Remember as well that this is the only group the LPL’s 4th seed LGD can get seeded into if they emerge from play-ins - which they are absolutely expected to. They will surely be yet another contender in this already neck-and-neck group, and should not be overlooked. Xiye is another elite midlaner, and Langx is one of the LPL’s best tops, and that’s all without mentioning Peanut of ex-ROX Tigers and SKT fame.
In short, this group is stacked, and it’s anyone’s guess who’ll make it out. But if a gamble were to be made, then the bets would be on Gen.G for their consistency and bot lane difference and Fnatic for their experience and higher-highs.
- Top Esports (LPL)
- FlyQuest (LCS)
- DragonX (LCK)
Much like Group B was for Rogue, thus Group D is for FlyQuest. Top Esports come in as one of the favourites for the tournament, and while DragonX have shown more inconsistencies in recent weeks, the monster that is Chovy in the midlane will be giving FQ nightmares.
Top’s arrival at Worlds has also finally graced us with Knight on an international stage. He’s widely been considered the best performing midlaner in the world right now… but to prove it he’s going to have to go up against Chovy, who would very much like to contest Knight’s midlane crown with his own incredible play (and we haven’t even touched on DWG’s Showmaker).
The rest of TES are also hugely talented.

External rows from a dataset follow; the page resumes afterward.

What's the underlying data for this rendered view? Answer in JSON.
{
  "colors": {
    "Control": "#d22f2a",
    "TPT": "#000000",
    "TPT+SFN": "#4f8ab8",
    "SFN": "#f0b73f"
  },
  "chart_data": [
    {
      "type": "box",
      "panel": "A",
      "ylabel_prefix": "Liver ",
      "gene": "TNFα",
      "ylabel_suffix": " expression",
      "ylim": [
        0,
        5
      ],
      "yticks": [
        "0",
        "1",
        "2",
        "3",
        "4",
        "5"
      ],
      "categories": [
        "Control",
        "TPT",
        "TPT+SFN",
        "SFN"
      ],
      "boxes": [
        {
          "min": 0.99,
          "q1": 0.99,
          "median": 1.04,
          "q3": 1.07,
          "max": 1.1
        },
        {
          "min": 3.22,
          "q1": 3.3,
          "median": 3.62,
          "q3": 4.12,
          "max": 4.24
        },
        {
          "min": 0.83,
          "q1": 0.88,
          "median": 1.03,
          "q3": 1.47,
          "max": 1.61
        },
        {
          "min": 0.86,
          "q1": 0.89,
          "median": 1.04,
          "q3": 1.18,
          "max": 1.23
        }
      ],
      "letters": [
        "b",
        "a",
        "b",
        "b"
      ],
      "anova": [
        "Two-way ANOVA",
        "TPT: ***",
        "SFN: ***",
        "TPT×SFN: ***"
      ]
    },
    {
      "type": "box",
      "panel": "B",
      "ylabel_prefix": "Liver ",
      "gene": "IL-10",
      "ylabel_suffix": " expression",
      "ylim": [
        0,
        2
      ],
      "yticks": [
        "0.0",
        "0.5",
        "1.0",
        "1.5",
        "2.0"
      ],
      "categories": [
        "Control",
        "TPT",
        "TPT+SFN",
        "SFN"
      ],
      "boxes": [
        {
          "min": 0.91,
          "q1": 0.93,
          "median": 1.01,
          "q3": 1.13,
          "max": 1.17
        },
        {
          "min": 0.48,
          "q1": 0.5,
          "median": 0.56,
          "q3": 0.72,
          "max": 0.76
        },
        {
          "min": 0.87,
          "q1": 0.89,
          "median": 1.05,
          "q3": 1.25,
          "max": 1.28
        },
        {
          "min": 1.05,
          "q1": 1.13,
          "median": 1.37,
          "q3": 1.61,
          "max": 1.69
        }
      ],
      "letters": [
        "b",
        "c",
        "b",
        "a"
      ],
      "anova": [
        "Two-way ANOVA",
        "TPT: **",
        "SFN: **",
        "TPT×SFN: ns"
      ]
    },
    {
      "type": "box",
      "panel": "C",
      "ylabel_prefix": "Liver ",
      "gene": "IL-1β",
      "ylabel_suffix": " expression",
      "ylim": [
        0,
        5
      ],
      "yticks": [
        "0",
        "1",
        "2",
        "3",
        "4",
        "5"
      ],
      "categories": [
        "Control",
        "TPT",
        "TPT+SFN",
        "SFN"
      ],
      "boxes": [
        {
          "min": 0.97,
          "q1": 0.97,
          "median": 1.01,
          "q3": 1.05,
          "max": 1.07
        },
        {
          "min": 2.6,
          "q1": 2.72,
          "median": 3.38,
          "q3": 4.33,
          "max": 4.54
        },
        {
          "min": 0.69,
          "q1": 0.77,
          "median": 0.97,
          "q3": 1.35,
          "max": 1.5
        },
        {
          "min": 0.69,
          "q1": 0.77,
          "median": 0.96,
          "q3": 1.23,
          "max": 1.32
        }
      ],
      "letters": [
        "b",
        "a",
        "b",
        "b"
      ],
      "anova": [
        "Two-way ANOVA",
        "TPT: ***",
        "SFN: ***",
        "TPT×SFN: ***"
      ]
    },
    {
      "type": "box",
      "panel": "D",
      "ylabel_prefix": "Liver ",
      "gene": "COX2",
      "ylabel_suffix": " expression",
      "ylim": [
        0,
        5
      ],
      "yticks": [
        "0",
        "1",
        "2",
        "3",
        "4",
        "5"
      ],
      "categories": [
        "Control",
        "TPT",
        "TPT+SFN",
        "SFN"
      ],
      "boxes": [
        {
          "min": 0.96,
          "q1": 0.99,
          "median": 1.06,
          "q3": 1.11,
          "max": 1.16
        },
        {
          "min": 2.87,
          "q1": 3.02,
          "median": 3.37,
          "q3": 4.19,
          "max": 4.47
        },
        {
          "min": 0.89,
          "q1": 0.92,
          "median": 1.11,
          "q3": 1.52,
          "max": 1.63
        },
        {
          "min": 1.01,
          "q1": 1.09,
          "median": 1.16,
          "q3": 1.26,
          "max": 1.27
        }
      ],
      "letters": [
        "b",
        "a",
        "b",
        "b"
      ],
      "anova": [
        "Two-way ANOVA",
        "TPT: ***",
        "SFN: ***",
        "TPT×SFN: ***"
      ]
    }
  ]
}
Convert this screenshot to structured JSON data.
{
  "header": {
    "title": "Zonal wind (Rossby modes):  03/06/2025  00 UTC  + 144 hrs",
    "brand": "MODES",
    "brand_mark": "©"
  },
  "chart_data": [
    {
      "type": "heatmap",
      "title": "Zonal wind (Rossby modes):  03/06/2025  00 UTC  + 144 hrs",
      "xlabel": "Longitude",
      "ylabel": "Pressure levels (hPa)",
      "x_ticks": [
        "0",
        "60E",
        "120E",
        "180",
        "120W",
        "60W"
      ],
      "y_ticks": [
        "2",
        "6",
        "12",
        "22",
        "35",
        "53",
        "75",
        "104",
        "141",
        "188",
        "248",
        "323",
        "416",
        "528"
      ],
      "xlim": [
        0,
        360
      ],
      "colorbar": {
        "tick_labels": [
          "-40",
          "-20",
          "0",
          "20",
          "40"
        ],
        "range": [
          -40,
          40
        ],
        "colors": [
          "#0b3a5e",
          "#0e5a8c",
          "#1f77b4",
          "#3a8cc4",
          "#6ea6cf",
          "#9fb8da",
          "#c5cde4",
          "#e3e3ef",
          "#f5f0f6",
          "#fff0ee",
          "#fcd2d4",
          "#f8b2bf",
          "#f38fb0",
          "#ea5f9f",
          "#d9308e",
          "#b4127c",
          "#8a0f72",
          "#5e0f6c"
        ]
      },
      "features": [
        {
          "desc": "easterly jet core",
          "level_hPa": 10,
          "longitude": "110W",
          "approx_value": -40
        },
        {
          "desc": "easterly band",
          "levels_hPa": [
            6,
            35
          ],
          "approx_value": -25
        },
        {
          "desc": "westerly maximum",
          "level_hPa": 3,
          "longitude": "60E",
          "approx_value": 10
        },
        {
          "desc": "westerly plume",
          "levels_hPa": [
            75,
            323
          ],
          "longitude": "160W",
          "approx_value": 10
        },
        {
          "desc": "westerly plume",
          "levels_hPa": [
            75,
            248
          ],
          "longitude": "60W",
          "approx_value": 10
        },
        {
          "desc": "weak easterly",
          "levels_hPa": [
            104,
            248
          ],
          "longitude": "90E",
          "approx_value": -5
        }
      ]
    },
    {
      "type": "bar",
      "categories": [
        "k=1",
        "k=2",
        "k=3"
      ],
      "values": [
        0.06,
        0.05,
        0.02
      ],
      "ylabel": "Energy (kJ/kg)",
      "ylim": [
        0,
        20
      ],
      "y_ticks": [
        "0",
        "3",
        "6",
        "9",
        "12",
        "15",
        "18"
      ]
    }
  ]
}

Special note goes to 369 and his willingness to counterpick with everything from Quinn to Fiora, and Karsa’s extreme attentiveness to his laners’ needs. You rarely see Top’s solo laners with their waves caught in disadvantageous positions largely because of Karsa playing around and shielding them.
Top Esports are here to win it all - and do so in style. (Picture: LPL).
If there is a weakness in the squad, it might be that Yuyanjia can still be inconsistent, and that isn’t helped by the fact that bot lane is often left on island - an island that still plays aggressively. That might be due in part to the ADC being Jackeylove, former World Champion and superstar in his own right. If FlyQuest or DRX can shut him down though, then maybe they can unravel the rest of the map.
For DRX, their talent speaks for itself, but so does their inconsistency. Chovy has been competing with Showmaker for the prize of best midlaner in the LCK, and Deft’s talent is long and storied. One point of alarm is Deft’s recent struggles though, who has been suffering from back issues. Assuming he can overcome that slump, then DRX should be a safe lock for second in the group.
For FlyQuest though, they are in a bind - their star midlaner of PowerOfEvil is matched up against arguably the two best mids in the world, and their jungler Santorin has to contend with not only Karsa, but what is likely to be a complete lack of lane pressure, too. Pyosik might be a more palatable prospect, but he’s unlikely to be walked over, either. If their finals performance is anything to go by as well, then leaving Solo out to dry will be punished at this level of competition, and may well act as a loss condition.
Again, as a last note, this is the group that soft-lock MAD Lions will be drawn into assuming things go to plan in play-ins, and they too are a talented team that was leading the pack for large swathes of Summer in the LEC alongside Rogue. Shad0w in the jungle could definitely cause chaos, and botlane of Carzzy and Kaiser were more than willing to pull out madness like Senna/Wukong pairings that could be equally as disruptive. While they’re unlikely to advance, much like FlyQuest they can absolutely cause upsets.